Vemos, ouvimos e lemos, não podendo ignorar que, actualmente, muitas vezes o jornalismo parece existir para dar razão às observações e às profecias, sombrias e até sinistras, que Guy Debord fez em A Sociedade do Espectáculo e noutros textos.

Uma delas diz: «O espectáculo não é um conjunto de imagens, mas uma relação social entre pessoas, mediatizada por imagens». Outra afirma: «Os espectadores não encontram o que desejam, eles desejam o que encontram». Ou esta: «Num mundo deturpado, o verdadeiro é um momento do falso.» E ainda: «A cultura tornada integralmente mercadoria deve também tornar-se a mercadoria vedeta da sociedade espectacular».

O jornalismo vive entre a ameaça que está e as muitas que chegam. E, para conjurarem as ameaças que lhes fazem a eles, os media recorrem às ameaças que fazem aos outros. Este vaivém entre a agressividade-arrogância por fora e a submissão- subserviência por dentro, a que podemos chamar auto-suficiência resignada, ressentida e resistente, dá deste perigoso bailado a imagem de um jogo no casino mais clandestino. E, como acontece nesses lugares sem lei, não se ganha, nem mesmo quando se ganha! Brinca-se com o fogo com as mãos já queimadas por ele.

Sabemos — até os que não querem saber o sabem — que a situação e a enormidade dela se descreve assim: todas as dependências se somam, todas as precariedades se acumulam, todas as instabilidades se juntam, todas as pressões se conjugam, todos os horizontes se fecham, todos os riscos se agravam.

A árvore dos riscos tem muitos ramos e é de folha perene. Por isso, a sua copiosa copa tudo cobre com uma sombra silenciosa e soturna. Os ramos estendem- se e são o risco económico, o risco tecnológico, o risco laboral, o risco cultural, o risco social, o risco ético, o risco deontológico, o risco político, o risco civilizacional. Fazer hoje jornalismo é, em muitos casos e em muitos lugares, viver em estado de alerta (ou mesmo em estado de sítio) permanente.

É óbvio que se os media são o íman dos equívocos, das ilusões, dos logros, dos embustes e das taras da época, são também dela a impressão digital que identifica e revela, a voz que grita ou cala, o olhar que se abre ou se fecha, a cor que se carrega ou se esbate.

Os media são animais agitados e famintos dentro da jaula deste tempo tão nosso e tão alheio a nós. Desse tempo claustrofóbico e turvo, eles recebem o tremor e são percorridos por velocidades, precipitações, pulsões, mudanças, obsessões, lugares comuns, armadilhas, terramotos.
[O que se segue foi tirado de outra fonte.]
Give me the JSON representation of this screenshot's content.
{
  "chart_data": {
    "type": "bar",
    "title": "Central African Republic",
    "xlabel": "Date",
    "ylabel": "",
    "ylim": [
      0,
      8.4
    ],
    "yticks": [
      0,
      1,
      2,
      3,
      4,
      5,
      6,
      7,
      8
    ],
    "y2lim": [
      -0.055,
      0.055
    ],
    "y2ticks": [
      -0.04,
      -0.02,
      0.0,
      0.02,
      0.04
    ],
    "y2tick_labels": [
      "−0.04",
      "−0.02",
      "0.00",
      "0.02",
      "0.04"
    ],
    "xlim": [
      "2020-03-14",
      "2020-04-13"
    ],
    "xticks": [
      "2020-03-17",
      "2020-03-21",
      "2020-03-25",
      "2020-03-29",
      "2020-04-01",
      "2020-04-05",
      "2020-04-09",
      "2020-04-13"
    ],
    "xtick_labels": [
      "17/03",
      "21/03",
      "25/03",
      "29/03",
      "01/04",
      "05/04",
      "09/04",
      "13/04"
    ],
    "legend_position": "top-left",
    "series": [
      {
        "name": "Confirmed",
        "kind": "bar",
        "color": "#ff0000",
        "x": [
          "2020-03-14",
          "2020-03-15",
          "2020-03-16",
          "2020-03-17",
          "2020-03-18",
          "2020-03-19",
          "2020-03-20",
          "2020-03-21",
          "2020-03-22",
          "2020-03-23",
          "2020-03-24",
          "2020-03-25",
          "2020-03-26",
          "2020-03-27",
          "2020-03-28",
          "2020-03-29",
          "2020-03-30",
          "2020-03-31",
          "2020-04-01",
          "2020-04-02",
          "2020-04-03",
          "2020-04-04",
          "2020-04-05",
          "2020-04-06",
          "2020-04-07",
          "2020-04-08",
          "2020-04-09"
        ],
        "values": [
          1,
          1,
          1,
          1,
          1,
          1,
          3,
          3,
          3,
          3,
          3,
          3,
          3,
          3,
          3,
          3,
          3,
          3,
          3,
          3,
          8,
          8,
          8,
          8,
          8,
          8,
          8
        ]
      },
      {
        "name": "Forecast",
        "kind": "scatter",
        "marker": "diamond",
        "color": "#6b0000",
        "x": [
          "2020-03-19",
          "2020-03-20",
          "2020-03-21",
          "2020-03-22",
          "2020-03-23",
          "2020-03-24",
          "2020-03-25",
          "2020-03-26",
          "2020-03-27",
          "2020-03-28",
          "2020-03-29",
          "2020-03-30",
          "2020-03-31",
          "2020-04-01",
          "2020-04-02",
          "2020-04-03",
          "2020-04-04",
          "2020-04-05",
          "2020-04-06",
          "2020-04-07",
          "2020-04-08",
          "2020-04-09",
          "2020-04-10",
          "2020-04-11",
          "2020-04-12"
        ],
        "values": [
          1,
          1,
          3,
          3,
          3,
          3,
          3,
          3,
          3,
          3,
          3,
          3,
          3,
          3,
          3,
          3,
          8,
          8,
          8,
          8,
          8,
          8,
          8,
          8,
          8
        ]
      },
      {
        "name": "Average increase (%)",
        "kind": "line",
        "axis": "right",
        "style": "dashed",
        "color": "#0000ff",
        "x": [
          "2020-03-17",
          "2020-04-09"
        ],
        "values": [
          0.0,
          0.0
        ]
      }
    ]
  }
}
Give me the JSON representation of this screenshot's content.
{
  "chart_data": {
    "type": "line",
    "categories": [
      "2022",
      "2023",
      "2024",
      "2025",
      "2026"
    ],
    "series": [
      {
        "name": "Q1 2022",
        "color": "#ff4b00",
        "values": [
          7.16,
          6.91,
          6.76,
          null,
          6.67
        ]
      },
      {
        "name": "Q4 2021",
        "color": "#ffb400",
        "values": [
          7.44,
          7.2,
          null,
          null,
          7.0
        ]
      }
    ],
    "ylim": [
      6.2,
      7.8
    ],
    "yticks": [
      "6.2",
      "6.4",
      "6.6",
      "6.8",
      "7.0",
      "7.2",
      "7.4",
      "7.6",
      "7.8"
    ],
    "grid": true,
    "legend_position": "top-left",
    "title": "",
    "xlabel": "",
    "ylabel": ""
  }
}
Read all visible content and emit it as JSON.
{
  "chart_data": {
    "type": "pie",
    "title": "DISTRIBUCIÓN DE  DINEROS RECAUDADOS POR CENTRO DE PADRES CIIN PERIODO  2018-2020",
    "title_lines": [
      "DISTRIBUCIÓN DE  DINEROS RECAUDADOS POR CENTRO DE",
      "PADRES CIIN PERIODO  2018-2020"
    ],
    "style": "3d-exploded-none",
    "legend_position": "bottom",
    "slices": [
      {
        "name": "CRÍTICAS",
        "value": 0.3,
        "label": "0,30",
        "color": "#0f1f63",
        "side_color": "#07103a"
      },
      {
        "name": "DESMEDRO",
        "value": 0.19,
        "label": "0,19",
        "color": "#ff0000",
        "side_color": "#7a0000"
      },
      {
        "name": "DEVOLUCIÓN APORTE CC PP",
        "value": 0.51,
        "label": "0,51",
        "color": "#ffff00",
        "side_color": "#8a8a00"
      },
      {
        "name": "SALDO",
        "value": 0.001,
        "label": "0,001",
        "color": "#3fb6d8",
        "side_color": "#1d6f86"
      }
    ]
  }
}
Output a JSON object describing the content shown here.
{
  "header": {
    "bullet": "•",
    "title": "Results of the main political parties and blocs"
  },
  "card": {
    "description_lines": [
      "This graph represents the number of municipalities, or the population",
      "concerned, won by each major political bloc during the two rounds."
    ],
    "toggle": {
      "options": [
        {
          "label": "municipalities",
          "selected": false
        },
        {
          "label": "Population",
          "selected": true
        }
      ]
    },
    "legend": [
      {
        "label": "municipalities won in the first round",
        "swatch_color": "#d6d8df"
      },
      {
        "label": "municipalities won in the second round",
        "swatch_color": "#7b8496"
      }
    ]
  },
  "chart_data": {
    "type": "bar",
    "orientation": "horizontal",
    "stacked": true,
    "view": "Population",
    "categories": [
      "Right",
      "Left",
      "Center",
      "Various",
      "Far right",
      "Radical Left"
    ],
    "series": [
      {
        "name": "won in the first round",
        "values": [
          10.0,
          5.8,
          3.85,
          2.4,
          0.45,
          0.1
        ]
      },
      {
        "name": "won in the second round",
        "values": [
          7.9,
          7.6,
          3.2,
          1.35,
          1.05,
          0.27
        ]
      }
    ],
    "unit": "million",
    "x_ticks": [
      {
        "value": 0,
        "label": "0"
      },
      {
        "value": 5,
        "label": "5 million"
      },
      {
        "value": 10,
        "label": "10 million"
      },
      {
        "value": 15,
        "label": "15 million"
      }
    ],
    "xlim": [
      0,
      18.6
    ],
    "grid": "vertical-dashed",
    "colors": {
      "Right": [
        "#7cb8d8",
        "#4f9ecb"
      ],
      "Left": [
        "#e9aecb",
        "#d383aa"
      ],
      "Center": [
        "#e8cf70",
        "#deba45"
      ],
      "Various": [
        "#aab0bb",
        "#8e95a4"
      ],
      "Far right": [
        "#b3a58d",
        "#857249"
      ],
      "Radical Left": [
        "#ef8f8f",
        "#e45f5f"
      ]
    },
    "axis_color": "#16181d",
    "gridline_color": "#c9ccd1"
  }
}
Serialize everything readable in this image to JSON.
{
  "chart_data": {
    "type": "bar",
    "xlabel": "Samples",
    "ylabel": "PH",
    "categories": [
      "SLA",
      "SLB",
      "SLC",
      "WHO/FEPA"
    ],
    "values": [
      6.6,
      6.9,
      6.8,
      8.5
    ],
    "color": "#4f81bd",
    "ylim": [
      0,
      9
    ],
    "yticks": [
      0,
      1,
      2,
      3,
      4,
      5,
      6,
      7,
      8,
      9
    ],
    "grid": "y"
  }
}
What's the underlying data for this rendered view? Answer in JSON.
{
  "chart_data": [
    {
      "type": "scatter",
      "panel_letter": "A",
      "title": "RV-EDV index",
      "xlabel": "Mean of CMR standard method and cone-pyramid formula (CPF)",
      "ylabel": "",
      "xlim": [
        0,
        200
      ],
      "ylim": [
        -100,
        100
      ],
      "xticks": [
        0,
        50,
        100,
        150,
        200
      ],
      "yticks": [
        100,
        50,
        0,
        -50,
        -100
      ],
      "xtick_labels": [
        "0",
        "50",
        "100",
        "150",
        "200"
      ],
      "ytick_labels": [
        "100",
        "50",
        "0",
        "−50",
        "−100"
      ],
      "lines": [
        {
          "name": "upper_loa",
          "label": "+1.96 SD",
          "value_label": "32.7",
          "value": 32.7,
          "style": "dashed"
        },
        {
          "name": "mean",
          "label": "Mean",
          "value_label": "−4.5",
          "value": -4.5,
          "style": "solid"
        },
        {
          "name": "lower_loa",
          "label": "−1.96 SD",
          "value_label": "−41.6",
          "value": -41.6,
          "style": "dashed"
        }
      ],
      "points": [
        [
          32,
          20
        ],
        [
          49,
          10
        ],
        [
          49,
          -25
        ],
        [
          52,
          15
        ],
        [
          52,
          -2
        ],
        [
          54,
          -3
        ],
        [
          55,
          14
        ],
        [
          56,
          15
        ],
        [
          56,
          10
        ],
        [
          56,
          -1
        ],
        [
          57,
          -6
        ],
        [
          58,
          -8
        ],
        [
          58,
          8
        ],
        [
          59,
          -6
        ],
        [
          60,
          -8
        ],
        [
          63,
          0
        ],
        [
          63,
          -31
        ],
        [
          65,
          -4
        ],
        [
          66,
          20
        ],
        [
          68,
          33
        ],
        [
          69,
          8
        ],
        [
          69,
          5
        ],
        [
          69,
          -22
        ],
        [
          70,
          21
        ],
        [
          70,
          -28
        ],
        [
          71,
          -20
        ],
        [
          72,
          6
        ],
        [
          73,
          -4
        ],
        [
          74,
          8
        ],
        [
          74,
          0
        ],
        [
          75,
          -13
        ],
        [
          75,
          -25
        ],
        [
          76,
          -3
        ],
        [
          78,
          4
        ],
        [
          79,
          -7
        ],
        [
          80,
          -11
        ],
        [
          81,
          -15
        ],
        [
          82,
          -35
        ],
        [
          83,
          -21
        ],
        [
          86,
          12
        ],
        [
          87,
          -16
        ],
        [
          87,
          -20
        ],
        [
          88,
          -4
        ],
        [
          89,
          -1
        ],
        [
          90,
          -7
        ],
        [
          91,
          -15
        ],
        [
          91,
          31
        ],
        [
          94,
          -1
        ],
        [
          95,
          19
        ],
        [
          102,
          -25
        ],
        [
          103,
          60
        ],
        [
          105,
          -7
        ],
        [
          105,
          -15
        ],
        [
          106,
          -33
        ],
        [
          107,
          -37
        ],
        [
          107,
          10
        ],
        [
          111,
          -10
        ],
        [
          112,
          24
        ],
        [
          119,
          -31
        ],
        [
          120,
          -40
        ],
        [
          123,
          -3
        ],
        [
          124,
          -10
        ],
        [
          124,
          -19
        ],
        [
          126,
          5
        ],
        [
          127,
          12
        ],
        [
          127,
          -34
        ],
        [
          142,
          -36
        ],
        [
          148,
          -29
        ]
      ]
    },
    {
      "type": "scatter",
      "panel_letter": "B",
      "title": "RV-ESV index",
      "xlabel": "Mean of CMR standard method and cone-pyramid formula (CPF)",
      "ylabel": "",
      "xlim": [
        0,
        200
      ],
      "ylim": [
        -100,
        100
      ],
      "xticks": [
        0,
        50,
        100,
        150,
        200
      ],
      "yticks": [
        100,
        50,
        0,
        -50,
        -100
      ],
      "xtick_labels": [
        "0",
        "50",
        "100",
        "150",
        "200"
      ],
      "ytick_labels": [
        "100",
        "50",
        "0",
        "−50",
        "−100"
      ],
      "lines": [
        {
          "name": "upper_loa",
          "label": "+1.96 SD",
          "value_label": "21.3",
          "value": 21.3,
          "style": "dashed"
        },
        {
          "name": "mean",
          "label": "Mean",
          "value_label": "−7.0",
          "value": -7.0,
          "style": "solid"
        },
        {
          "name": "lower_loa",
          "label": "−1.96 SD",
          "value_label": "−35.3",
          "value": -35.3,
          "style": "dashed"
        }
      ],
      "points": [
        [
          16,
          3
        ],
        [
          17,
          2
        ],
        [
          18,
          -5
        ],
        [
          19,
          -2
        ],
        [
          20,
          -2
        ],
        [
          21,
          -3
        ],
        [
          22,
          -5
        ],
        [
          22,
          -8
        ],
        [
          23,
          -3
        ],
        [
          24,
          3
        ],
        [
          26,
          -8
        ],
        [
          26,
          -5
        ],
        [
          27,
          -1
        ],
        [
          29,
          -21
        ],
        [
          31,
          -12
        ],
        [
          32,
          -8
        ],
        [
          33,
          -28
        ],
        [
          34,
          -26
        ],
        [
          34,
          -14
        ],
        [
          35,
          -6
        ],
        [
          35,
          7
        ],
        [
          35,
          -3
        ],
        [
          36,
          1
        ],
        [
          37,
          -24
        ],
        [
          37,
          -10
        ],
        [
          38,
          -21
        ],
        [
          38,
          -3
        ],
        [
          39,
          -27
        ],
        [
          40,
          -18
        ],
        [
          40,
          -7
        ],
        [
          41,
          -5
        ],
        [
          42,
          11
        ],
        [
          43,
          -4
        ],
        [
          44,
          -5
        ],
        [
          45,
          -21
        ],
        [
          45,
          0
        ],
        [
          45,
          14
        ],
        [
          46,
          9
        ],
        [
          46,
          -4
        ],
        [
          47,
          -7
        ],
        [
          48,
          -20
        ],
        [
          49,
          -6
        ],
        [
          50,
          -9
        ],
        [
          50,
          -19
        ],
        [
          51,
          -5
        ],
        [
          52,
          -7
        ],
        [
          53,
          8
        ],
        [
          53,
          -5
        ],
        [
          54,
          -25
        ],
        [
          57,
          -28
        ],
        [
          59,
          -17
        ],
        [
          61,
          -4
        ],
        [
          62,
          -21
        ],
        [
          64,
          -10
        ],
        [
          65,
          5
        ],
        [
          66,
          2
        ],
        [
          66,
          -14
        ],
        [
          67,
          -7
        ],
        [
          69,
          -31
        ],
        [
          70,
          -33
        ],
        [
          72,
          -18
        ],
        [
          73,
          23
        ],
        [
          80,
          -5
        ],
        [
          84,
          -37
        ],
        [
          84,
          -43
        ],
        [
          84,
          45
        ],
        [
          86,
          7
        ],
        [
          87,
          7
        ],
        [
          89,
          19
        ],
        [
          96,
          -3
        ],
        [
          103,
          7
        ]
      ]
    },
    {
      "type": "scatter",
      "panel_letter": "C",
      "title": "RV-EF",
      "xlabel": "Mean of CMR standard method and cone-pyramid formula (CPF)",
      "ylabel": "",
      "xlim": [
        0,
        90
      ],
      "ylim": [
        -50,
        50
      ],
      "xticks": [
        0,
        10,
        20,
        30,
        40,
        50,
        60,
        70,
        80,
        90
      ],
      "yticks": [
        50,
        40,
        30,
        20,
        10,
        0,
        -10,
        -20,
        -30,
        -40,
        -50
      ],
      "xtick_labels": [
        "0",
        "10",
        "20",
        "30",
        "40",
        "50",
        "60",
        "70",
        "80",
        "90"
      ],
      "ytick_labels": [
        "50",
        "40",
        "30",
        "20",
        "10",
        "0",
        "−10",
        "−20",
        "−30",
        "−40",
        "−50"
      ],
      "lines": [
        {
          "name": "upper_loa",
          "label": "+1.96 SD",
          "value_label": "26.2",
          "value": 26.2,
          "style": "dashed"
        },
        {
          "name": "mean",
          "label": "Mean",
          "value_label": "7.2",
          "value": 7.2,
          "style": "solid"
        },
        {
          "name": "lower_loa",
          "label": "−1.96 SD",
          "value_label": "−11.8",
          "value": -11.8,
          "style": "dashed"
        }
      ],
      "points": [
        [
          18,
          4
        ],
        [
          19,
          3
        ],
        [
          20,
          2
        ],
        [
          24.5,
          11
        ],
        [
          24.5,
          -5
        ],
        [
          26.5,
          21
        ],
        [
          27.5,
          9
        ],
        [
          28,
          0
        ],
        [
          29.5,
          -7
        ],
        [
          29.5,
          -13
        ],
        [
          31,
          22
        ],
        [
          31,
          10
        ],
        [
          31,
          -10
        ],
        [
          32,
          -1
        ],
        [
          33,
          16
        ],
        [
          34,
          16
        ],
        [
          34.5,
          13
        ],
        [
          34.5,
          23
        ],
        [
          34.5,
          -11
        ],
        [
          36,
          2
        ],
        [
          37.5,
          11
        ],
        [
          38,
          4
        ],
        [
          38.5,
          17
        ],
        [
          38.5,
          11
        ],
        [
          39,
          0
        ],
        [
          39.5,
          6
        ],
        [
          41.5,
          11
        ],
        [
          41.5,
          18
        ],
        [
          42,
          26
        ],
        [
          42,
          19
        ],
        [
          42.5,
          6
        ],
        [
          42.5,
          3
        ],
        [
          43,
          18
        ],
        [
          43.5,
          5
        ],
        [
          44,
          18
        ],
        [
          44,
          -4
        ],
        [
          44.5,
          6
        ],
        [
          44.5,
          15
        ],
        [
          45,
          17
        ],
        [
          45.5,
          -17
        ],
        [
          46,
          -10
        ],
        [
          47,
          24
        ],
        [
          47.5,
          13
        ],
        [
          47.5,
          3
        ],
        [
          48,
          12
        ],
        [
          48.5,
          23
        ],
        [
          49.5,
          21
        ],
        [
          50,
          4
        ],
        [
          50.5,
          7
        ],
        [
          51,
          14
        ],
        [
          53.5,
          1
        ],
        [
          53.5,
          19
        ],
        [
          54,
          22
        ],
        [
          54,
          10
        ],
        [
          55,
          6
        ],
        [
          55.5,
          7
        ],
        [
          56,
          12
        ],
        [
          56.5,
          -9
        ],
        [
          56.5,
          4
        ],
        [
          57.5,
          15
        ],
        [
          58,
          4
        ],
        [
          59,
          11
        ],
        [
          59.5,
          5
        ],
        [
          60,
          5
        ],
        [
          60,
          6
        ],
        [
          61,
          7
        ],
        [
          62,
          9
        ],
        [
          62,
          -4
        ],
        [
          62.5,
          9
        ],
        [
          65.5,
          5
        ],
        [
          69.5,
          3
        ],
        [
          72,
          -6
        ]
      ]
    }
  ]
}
Sofrem o sismo e são, do sismo, o sismógrafo, mesmo quando é involuntária e inconscientemente que o são.

Não se pode tentar compreender este tempo e este mundo sem olhar os media nas suas ascensões e nas suas quedas, na suas cedências e nas suas resistências. Não se pode compreendê-lo sem seguir a via-sacra desta história de agonias, crucificações e às vezes ressurreições. E sem fitar, nessa história, as tentações do demónio, as condenações de Herodes, as mãos lavadas de Pilatos, os lenços de Verónica, as negações de Pedro e as traições de Judas.

Ao pensar os media e o jornalismo, é da tentação da simplificação, do sensacionalismo e da superficialidade (a que aliás muitos deles tantas vezes sucumbem) que temos de nos separar.

Ao fazer dos media e do jornalismo o seu «Assunto», Electra dá continuidade — e contiguidade — ao seu programa de pensar alguns dos temas, motivos, mitos e imagens que figuram e configuram o nosso tempo.

Assunto que gera emoções e comoções, que motiva dissídios e disputas, que origina vociferações e vinganças, que provoca defesas e autodefesas, que afronta convicções e conveniências, que suscita intrigas e levanta interesses, queremos pensá-lo aqui com uma serenidade ágil e uma distância que, no entanto, se quer aproximar do som do motor que faz andar e faz parar a esfera.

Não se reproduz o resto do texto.